One of the most exciting parts of learning an ab initio language (learning a language from scratch) is the ab initio culture, I came to realise. Since starting Portuguese at Oxford in October 2016, I have delved into literature from the last 500 years, works of art, film, but, perhaps most important to me personally has been the food and drink. Much to my recently-gained chagrin, Portuguese cuisine is a bit of an unknown quantity in Britain. Nando’s could speak for Portugal, though few diners are actually aware of its Luso heritage, leaving Spain’s chorizos to single-handedly sum up food on the Iberian peninsula. But Portugal can most certainly hold its own when it comes to wining and dining.

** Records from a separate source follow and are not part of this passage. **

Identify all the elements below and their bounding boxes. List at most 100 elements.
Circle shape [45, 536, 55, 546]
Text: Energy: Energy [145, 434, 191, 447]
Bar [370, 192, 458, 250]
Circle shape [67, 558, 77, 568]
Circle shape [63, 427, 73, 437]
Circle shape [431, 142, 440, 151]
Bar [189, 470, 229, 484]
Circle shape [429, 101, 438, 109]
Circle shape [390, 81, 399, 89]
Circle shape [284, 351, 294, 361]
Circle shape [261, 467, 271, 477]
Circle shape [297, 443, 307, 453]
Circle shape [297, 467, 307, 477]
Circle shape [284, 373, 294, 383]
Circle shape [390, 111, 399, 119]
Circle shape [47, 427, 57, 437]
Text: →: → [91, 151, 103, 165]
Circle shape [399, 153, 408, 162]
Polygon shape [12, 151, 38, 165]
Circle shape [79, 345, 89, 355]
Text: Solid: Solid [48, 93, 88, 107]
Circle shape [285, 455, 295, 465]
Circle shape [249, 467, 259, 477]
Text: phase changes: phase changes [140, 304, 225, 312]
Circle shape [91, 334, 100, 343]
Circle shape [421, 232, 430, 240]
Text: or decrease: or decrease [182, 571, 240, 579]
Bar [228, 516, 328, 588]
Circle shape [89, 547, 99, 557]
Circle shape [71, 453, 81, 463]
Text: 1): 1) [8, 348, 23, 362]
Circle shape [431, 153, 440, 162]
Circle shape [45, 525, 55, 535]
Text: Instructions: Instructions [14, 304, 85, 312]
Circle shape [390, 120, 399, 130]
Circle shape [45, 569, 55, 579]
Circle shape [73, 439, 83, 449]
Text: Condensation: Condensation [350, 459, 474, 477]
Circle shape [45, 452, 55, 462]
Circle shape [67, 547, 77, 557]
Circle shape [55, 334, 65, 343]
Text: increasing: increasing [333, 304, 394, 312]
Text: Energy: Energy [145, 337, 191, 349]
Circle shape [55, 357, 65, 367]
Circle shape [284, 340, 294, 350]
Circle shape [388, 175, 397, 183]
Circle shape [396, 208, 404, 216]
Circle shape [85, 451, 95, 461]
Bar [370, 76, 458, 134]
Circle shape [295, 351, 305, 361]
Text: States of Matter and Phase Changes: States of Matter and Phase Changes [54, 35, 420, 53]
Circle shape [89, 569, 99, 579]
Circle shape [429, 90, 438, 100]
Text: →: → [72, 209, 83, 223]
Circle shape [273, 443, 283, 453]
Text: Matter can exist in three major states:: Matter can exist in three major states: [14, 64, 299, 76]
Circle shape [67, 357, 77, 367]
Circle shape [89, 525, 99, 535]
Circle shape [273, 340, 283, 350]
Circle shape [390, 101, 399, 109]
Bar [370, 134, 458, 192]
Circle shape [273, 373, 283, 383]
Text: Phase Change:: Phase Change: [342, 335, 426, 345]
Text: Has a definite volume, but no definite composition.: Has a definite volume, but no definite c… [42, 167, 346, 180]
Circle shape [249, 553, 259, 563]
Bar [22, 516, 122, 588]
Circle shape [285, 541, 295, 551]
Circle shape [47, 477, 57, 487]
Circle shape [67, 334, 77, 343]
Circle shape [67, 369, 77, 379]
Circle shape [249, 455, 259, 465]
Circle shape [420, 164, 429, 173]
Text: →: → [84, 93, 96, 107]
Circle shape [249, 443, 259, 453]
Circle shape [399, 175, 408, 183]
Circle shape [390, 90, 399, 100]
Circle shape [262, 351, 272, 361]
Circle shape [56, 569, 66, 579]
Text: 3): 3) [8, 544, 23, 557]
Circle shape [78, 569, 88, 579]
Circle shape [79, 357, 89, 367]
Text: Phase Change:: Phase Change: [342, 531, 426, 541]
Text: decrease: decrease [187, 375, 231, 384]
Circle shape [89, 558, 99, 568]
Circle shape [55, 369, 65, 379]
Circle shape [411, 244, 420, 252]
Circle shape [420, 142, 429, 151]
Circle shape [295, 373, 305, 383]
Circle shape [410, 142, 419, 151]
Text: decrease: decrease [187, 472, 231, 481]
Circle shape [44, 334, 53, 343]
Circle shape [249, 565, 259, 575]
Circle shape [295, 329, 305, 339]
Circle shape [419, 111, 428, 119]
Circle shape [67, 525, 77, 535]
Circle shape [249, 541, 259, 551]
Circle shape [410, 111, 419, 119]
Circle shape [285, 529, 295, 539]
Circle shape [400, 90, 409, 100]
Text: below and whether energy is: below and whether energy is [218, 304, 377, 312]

The faculty wasted no time in acquainting us with Portuguese wine, putting on a tasting of both Portuguese and Brazilian, red and white during our pre-sessional course, which is an intensive introduction to the language. Here we discovered vinho verde. Relatively uncommon in England, this lightly sparkling white is delightful, and trips to Lisbon and Porto this past summer confirmed my positive opinion. None of the binge drinking nonsense in a restaurante tradicional: it’s 6€ a bottle when dining in, which is inviting excitable young Brits like us to drink with food, i.e. responsibly! Then we come to the Sagres beer, which is affiliated with the Lisbon team Benfica, and is both light and flavourful. What’s more, it is named after the coastal promontory on which Henry the Navigator had a chapel built in 1459. At the geographical extremity of their homeland, the discoverers would pray for safety on their voyages to map the world. Nothing could be more Portuguese than this, uniting sailing the seas, beer and football in a single product.

So what about food? The ingenuity of persecuted Jews during the Inquisition has stayed part of the country’s gastronomy in the form of alheira: a deep-fried medley of meats shaped, as sausages, to resemble their Christian oppressors’ pork equivalent. The pastel de nata or custard tart was also the invention of the religious community, though in this case it was the Catholic monks’ means of generating income. From their humble origin in 1837, they were named one of the ‘Seven Gastronomic Marvels of Portugal’ in 2011. The alheira sausage was too named, along with paella’s lesser known (but clearly award-winning) sibling arroz de marisco (the self-explanatory seafood rice). And this is still neglecting the expertly made coffee at 60 cents a cup in the centre of the capital city, not to mention the infinite list of of beans and fish with their equally infinite lists of accompanying seasonings and cooking methods ranging from garlic and on the grill, to frying in olive oil. A year abroad full of omega-3, caffeine and theological heritage awaits me and my stomach!